Recentemente, o TJSP descobriu que o juiz atuou na magistratura por 22 anos com um nome falso.
Ele se dizia descendente da nobreza britânica, mas, seu nome verdadeiro é José Eduardo Franco dos Reis, natural de Águas da Prata, no interior de São Paulo, filho e José dos Reis e Vitalina Franco dos Reis. O magistrado viveu 45 anos sob a identidade falsa.
O Tribunal publicou a decisão administrativa no Diário Oficial da Justiça desta quarta-feira, 25.
Em nota envida a jornal O Estado de S. Paulo, o TJSP disse que “os pagamentos ao magistrado foram interrompidos, porque o CPF vinculado ao seu cadastro estava suspenso por decisão judicial, e retomados após a apresentação da documentação com os dados verdadeiros”.
Fontes envolvidas no caso teriam dito ao Estadão que não há risco de anulações das decisões proferidas pelo magistrado, uma vez que ele efetivamente passou em concurso público.
Falso juiz “inglês” alegou transtorno de personalidade
José Eduardo passou a responder por documento falso e falsidade ideológica com a descoberda do caso. Além disso, o TJSP instaurou uma apuração disciplinar.

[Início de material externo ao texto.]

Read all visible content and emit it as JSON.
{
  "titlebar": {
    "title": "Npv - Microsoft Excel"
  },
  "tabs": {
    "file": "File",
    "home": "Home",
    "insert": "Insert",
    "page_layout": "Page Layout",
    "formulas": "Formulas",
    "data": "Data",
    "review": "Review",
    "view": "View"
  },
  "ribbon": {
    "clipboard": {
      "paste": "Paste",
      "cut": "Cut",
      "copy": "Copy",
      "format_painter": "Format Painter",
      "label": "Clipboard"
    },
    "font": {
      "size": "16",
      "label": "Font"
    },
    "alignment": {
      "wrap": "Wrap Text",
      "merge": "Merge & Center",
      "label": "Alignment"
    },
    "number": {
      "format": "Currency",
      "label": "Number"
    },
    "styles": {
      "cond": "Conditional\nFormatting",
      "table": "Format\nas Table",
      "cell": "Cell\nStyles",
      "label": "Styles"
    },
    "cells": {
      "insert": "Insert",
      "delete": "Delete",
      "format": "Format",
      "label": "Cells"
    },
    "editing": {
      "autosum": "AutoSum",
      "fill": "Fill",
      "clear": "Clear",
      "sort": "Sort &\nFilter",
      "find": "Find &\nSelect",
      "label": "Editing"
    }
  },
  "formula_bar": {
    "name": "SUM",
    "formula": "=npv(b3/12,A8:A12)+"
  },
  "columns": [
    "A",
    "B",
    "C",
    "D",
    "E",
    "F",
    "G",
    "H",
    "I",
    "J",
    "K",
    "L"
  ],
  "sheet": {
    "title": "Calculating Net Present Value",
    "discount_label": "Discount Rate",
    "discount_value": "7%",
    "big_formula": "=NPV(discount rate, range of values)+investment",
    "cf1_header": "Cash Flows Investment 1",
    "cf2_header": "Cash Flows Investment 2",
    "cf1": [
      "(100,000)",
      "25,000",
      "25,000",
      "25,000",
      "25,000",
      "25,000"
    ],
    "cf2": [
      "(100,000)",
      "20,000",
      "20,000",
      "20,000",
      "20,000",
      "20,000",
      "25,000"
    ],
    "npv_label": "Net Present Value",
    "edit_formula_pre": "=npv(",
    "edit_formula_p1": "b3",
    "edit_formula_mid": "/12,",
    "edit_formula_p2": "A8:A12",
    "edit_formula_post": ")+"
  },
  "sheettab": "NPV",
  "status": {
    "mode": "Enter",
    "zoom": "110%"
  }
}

A defesa o magistrado pediu uma avaliação psiquiátrica para comprovar que José Eduardo tem Transtorno de Personalidade Esquizoide (TPE). A ação penal contra o magistrado está suspensa até a conclução da avaliação. Se o diagnóstido for comprovado, o juiz poderá ser declarado inimputável.
A defesa ainda tentou um Acordo de Não Persecução Penal, mas o Ministério Público de São Paulo rejeitou.
Ao negar o acordo, o Ministério Público disse que o transtorno do juiz é “seletivo” e que ele “manteve meticulosamente o domínio sobre as duas identidades, com documentação renovada de ambas”.
Magistrado tentou pedir segunda via da identidade
Segundo informações, José Eduardo assumiu a identidade falsa pouco antes da graduação. Ele se formou na Faculdade de Direito da USP.
Em outubro de 2024, o juiz foi até o Poupatempo da Sé, em São Paulo, para pedir uma segunda via da identidade. Na ocasião, o sistema identificou dois registros diferentes associados às digitais de José Eduardo.